P: Falou recentemente no MDS Fest sobre contratos de dados e como isso permite às empresas ter esta governação de dados federada. Quer explicar brevemente do que se trata?
Chad Sanderson: "Os contratos de dados são uma espécie de mecanismo de implementação da governação de dados federados e da gestão de dados federados.
Basicamente, no mundo antigo, ou seja, no mundo legado, on-prem, há 20 anos, havia arquitectos de dados que construíam todo um ecossistema de dados numa empresa, a começar pelas bases de dados transaccionais, os sistemas ETL, todos os vários mecanismos que transformam os dados e, basicamente, os preparam para análise e ciência de dados e IA.
E todos esses dados foram fornecidos aos cientistas por uma equipa centralizada. Pode pensar-se nisto da mesma forma que um bibliotecário gere uma biblioteca.
Asseguram a entrada e saída de livros, a organização dos livros, o que facilita aos investigadores encontrar a informação de que necessitam para os seus projectos.

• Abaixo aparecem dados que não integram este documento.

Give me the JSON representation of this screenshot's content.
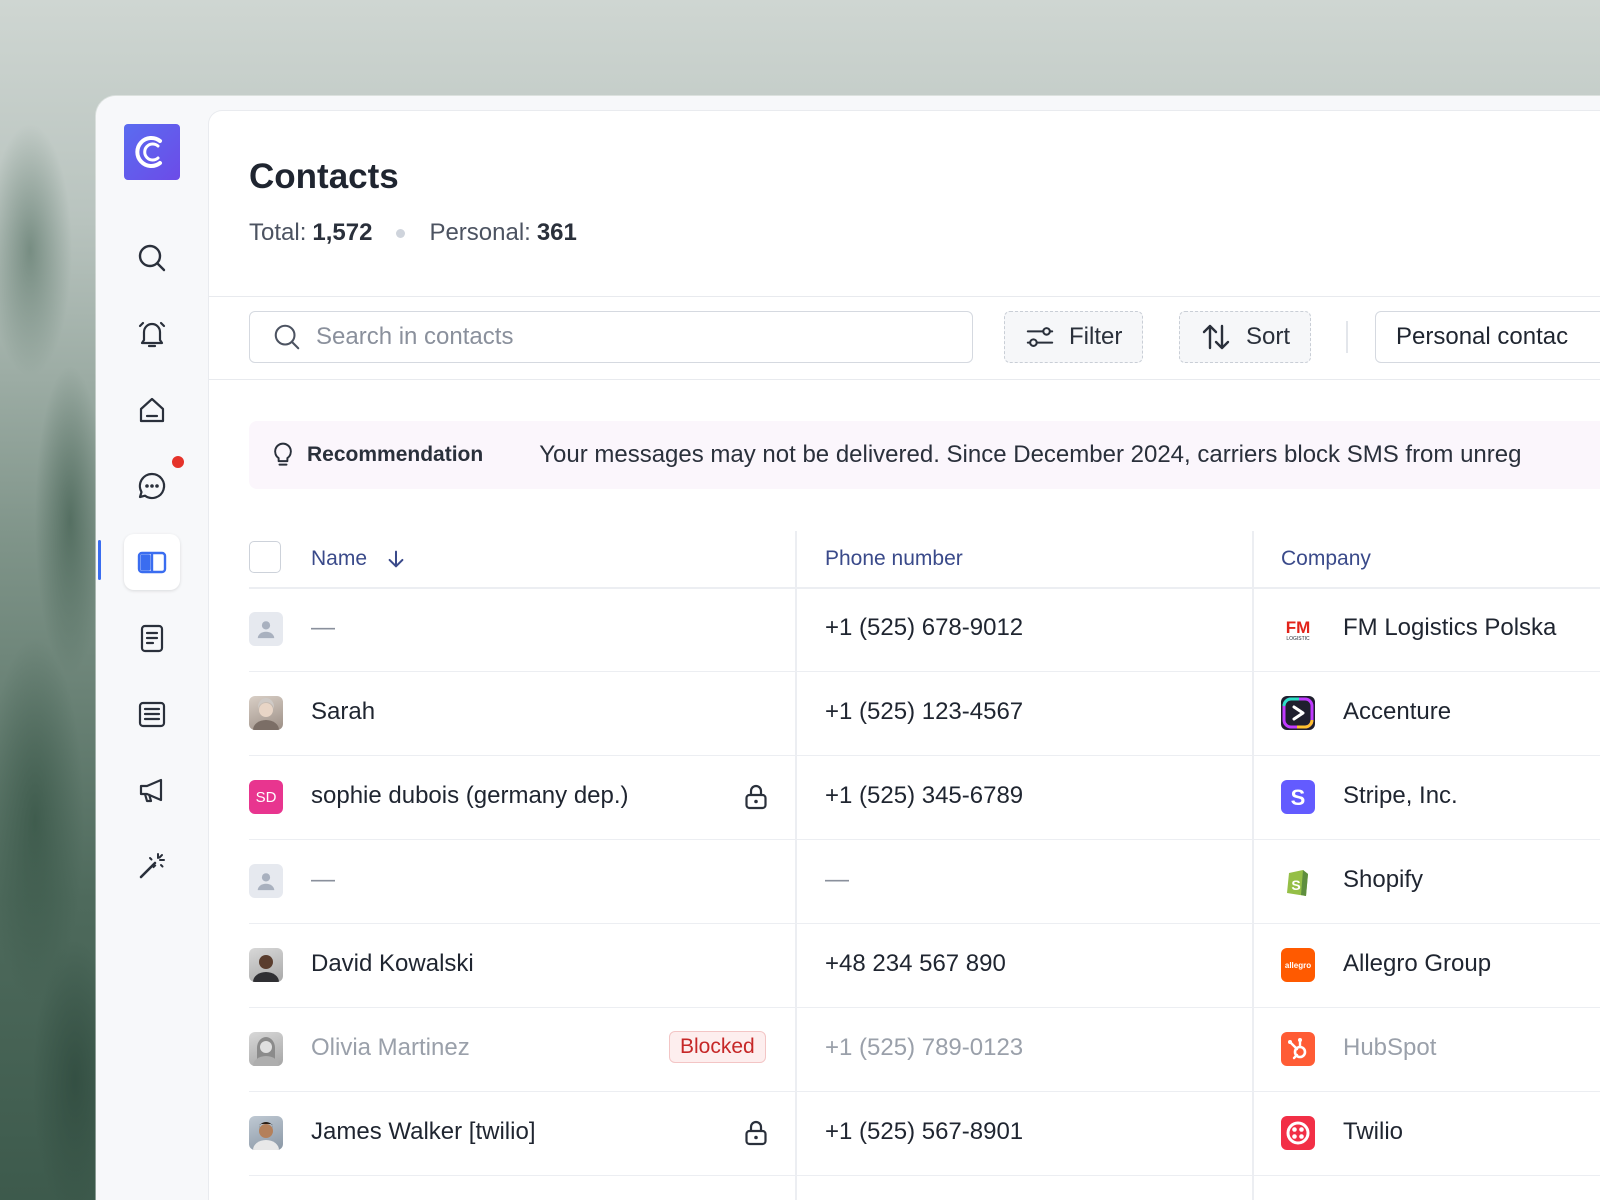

Mas o que aconteceu 15 anos depois, 20 anos depois, foi que passámos para a nuvem e para os engenheiros de software, e o software comeu o mundo, como diz Mark Andreessen, e todas as empresas decidiram tornar-se uma empresa de software. A forma como as empresas geriam os negócios de software consistia em permitir que as equipas de engenharia se movessem o mais rapidamente possível para criar aplicações de uma forma super iterativa e experimental.

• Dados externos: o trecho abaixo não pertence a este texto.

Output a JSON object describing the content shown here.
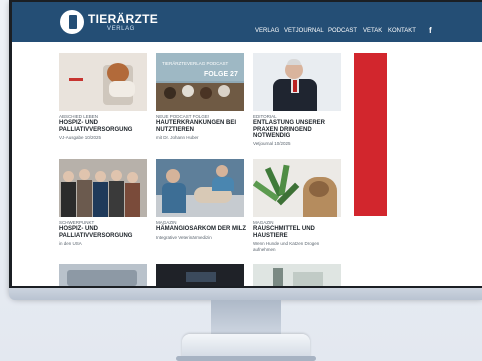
{
  "logo": {
    "title": "TIERÄRZTE",
    "subtitle": "VERLAG"
  },
  "nav": [
    "VERLAG",
    "VETJOURNAL",
    "PODCAST",
    "VETAK",
    "KONTAKT"
  ],
  "social": {
    "facebook": "f"
  },
  "podcast_thumb": {
    "title": "TIERÄRZTEVERLAG PODCAST",
    "episode": "FOLGE 27"
  },
  "cards": [
    {
      "kicker": "ABSCHIED LEBEN",
      "title": "HOSPIZ- UND PALLIATIVVERSORGUNG",
      "sub": "VJ-Ausgabe 10/2025"
    },
    {
      "kicker": "NEUE PODCAST FOLGE!",
      "title": "HAUTERKRANKUNGEN BEI NUTZTIEREN",
      "sub": "mit Dr. Johann Huber"
    },
    {
      "kicker": "EDITORIAL",
      "title": "ENTLASTUNG UNSERER PRAXEN DRINGEND NOTWENDIG",
      "sub": "Vetjournal 10/2025"
    },
    {
      "kicker": "SCHWERPUNKT",
      "title": "HOSPIZ- UND PALLIATIVVERSORGUNG",
      "sub": "in den USA"
    },
    {
      "kicker": "MAGAZIN",
      "title": "HÄMANGIOSARKOM DER MILZ",
      "sub": "Integrative Veterinärmedizin"
    },
    {
      "kicker": "MAGAZIN",
      "title": "RAUSCHMITTEL UND HAUSTIERE",
      "sub": "Wenn Hunde und Katzen Drogen aufnehmen"
    }
  ],
  "colors": {
    "header": "#244e75",
    "ad": "#d2262d"
  }
}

Isto significava que todos os dados que estas aplicações estavam a gerar já não estavam sujeitos ao planeamento da estrutura e à forma como foram concebidos e organizados pelo arquiteto de dados. Bastava pegar em toda esta informação e atirá-la para um local chamado lago de dados. E o lago de dados era muito confuso.

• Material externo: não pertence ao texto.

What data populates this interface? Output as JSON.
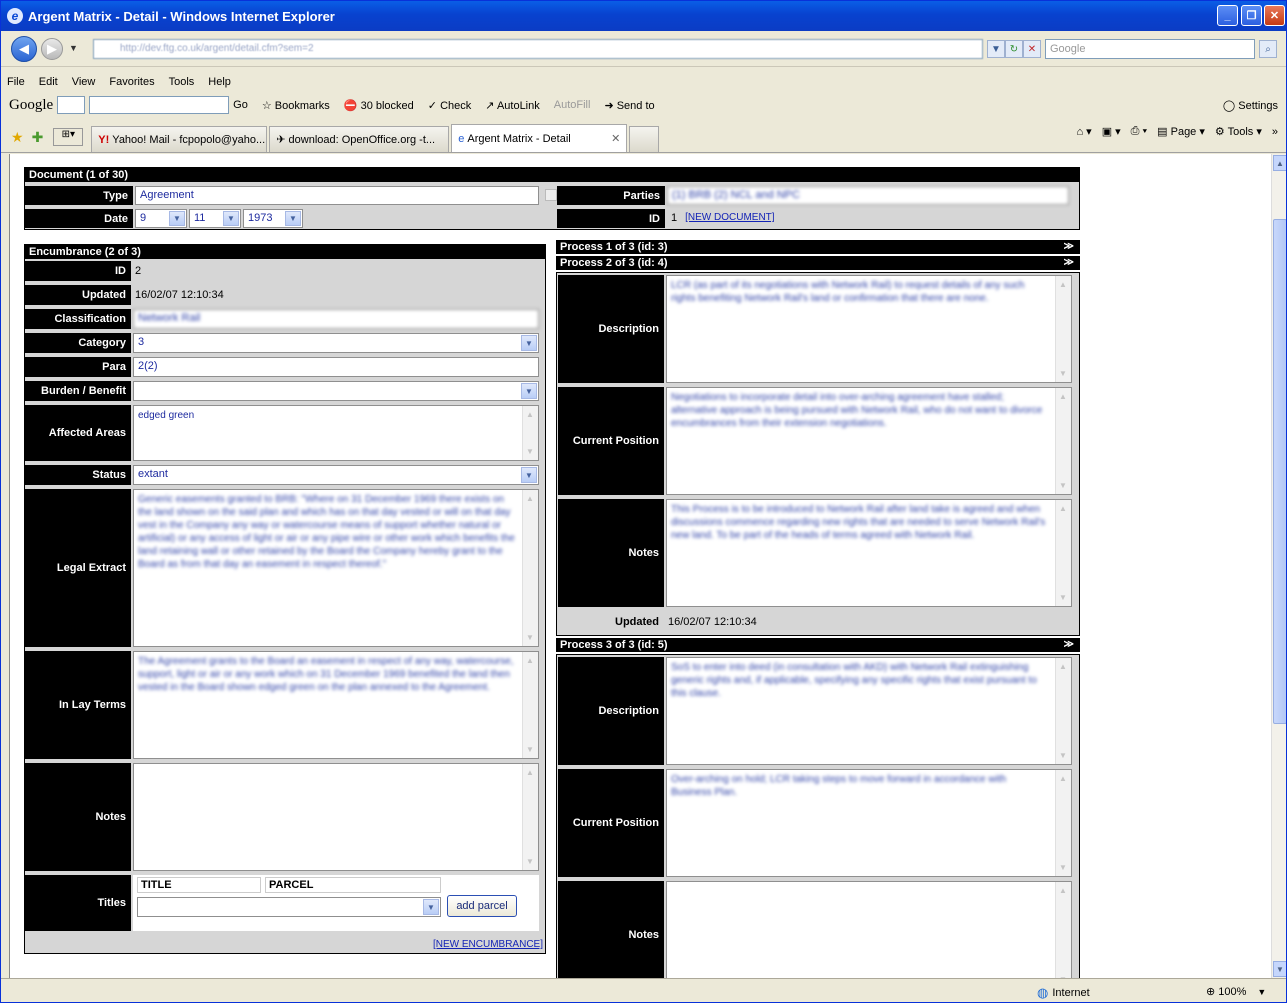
{
  "window": {
    "title": "Argent Matrix - Detail - Windows Internet Explorer"
  },
  "address": {
    "url": "http://dev.ftg.co.uk/argent/detail.cfm?sem=2",
    "search_placeholder": "Google"
  },
  "menu": [
    "File",
    "Edit",
    "View",
    "Favorites",
    "Tools",
    "Help"
  ],
  "google_toolbar": {
    "logo": "Google",
    "go": "Go",
    "bookmarks": "Bookmarks",
    "blocked": "30 blocked",
    "check": "Check",
    "autolink": "AutoLink",
    "autofill": "AutoFill",
    "sendto": "Send to",
    "settings": "Settings"
  },
  "tabs": [
    {
      "label": "Yahoo! Mail - fcpopolo@yaho..."
    },
    {
      "label": "download: OpenOffice.org -t..."
    },
    {
      "label": "Argent Matrix - Detail"
    }
  ],
  "commands": {
    "page": "Page",
    "tools": "Tools"
  },
  "document": {
    "header": "Document (1 of 30)",
    "type_label": "Type",
    "type_value": "Agreement",
    "date_label": "Date",
    "day": "9",
    "month": "11",
    "year": "1973",
    "parties_label": "Parties",
    "parties_value": "(1) BRB (2) NCL and NPC",
    "id_label": "ID",
    "id_value": "1",
    "new_document": "[NEW DOCUMENT]"
  },
  "encumbrance": {
    "header": "Encumbrance (2 of 3)",
    "id_label": "ID",
    "id_value": "2",
    "updated_label": "Updated",
    "updated_value": "16/02/07 12:10:34",
    "classification_label": "Classification",
    "classification_value": "Network Rail",
    "category_label": "Category",
    "category_value": "3",
    "para_label": "Para",
    "para_value": "2(2)",
    "burden_label": "Burden / Benefit",
    "burden_value": "",
    "affected_label": "Affected Areas",
    "affected_value": "edged green",
    "status_label": "Status",
    "status_value": "extant",
    "legal_label": "Legal Extract",
    "legal_value": "Generic easements granted to BRB: \"Where on 31 December 1969 there exists on the land shown on the said plan and which has on that day vested or will on that day vest in the Company any way or watercourse means of support whether natural or artificial) or any access of light or air or any pipe wire or other work which benefits the land retaining wall or other retained by the Board the Company hereby grant to the Board as from that day an easement in respect thereof.\"",
    "laylabel": "In Lay Terms",
    "lay_value": "The Agreement grants to the Board an easement in respect of any way, watercourse, support, light or air or any work which on 31 December 1969 benefited the land then vested in the Board shown edged green on the plan annexed to the Agreement.",
    "notes_label": "Notes",
    "notes_value": "",
    "titles_label": "Titles",
    "title_col": "TITLE",
    "parcel_col": "PARCEL",
    "add_parcel": "add parcel",
    "new_encumbrance": "[NEW ENCUMBRANCE]"
  },
  "processes": [
    {
      "header": "Process 1 of 3 (id: 3)"
    },
    {
      "header": "Process 2 of 3 (id: 4)",
      "description_label": "Description",
      "description_value": "LCR (as part of its negotiations with Network Rail) to request details of any such rights benefiting Network Rail's land or confirmation that there are none.",
      "position_label": "Current Position",
      "position_value": "Negotiations to incorporate detail into over-arching agreement have stalled; alternative approach is being pursued with Network Rail, who do not want to divorce encumbrances from their extension negotiations.",
      "notes_label": "Notes",
      "notes_value": "This Process is to be introduced to Network Rail after land take is agreed and when discussions commence regarding new rights that are needed to serve Network Rail's new land. To be part of the heads of terms agreed with Network Rail.",
      "updated_label": "Updated",
      "updated_value": "16/02/07 12:10:34"
    },
    {
      "header": "Process 3 of 3 (id: 5)",
      "description_label": "Description",
      "description_value": "SoS to enter into deed (in consultation with AKD) with Network Rail extinguishing generic rights and, if applicable, specifying any specific rights that exist pursuant to this clause.",
      "position_label": "Current Position",
      "position_value": "Over-arching on hold; LCR taking steps to move forward in accordance with Business Plan.",
      "notes_label": "Notes",
      "notes_value": ""
    }
  ],
  "status": {
    "zone": "Internet",
    "zoom": "100%"
  }
}
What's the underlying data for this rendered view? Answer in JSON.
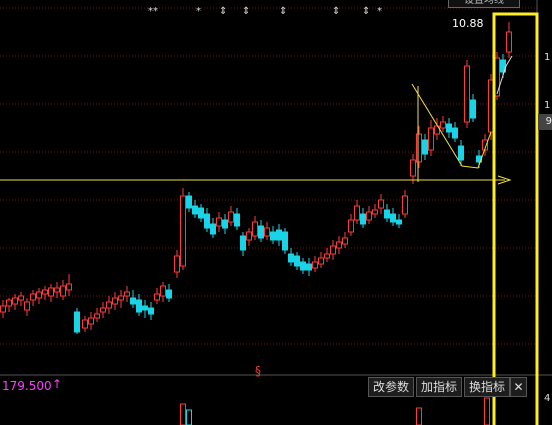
{
  "window": {
    "settings_button": "设置均线"
  },
  "chart": {
    "current_price": "10.88",
    "right_axis_ticks": [
      "1",
      "1",
      "9",
      "4"
    ],
    "top_markers": [
      "**",
      "*",
      "⇕",
      "⇕",
      "⇕",
      "⇕",
      "⇕",
      "*"
    ],
    "event_sign": "§",
    "colors": {
      "up": "#ff3a3a",
      "down": "#18d4e6",
      "annotation": "#f0e040",
      "grid": "#7a1515"
    }
  },
  "indicator": {
    "value": "179.500",
    "arrow": "↑",
    "buttons": {
      "modify": "改参数",
      "add": "加指标",
      "switch": "换指标",
      "close": "✕"
    }
  }
}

A responsabilidade de dar algum sentido a todo este tipo de informação pantanosa recaiu sobre o engenheiro de dados. Assim, é possível viver um pouco em ambos os mundos, com uma camada de aplicação descentralizada e totalmente federada e uma camada de dados muito, muito centralizada e equipas de engenharia de dados a fazer o seu melhor para lhes dar algum sentido.
O contrato de dados é um mecanismo para que as equipas de dados a jusante e as equipas de engenharia de dados digam: "Estamos a começar a utilizar estes dados de uma determinada forma.
Temos algumas expectativas em relação a eles. E isso significa que os engenheiros que criam os dados assumem a sua propriedade da mesma forma que um arquiteto de dados assumiria a propriedade de todo o sistema um ano antes. E é isso que permite que a governação e a qualidade sejam dimensionadas.
Se não tivermos isso, ficamos com este tipo de situação caótica".
P: E é o tipo de situação em que o lixo entra e sai. Se alterarmos algo muito pequeno nos nossos dados, isso pode ter ramificações profundas a jusante.
Chad Sanderson: "Sim, é exatamente isso. E há muitas empresas que tiveram impactos realmente infelizes nos seus modelos de IA apenas por alterações relativamente pequenas que os criadores de aplicações não consideram importantes.
Por exemplo, digamos que está a recolher o aniversário de alguém porque quer enviar-lhe automaticamente uma mensagem de aniversário muito bonita.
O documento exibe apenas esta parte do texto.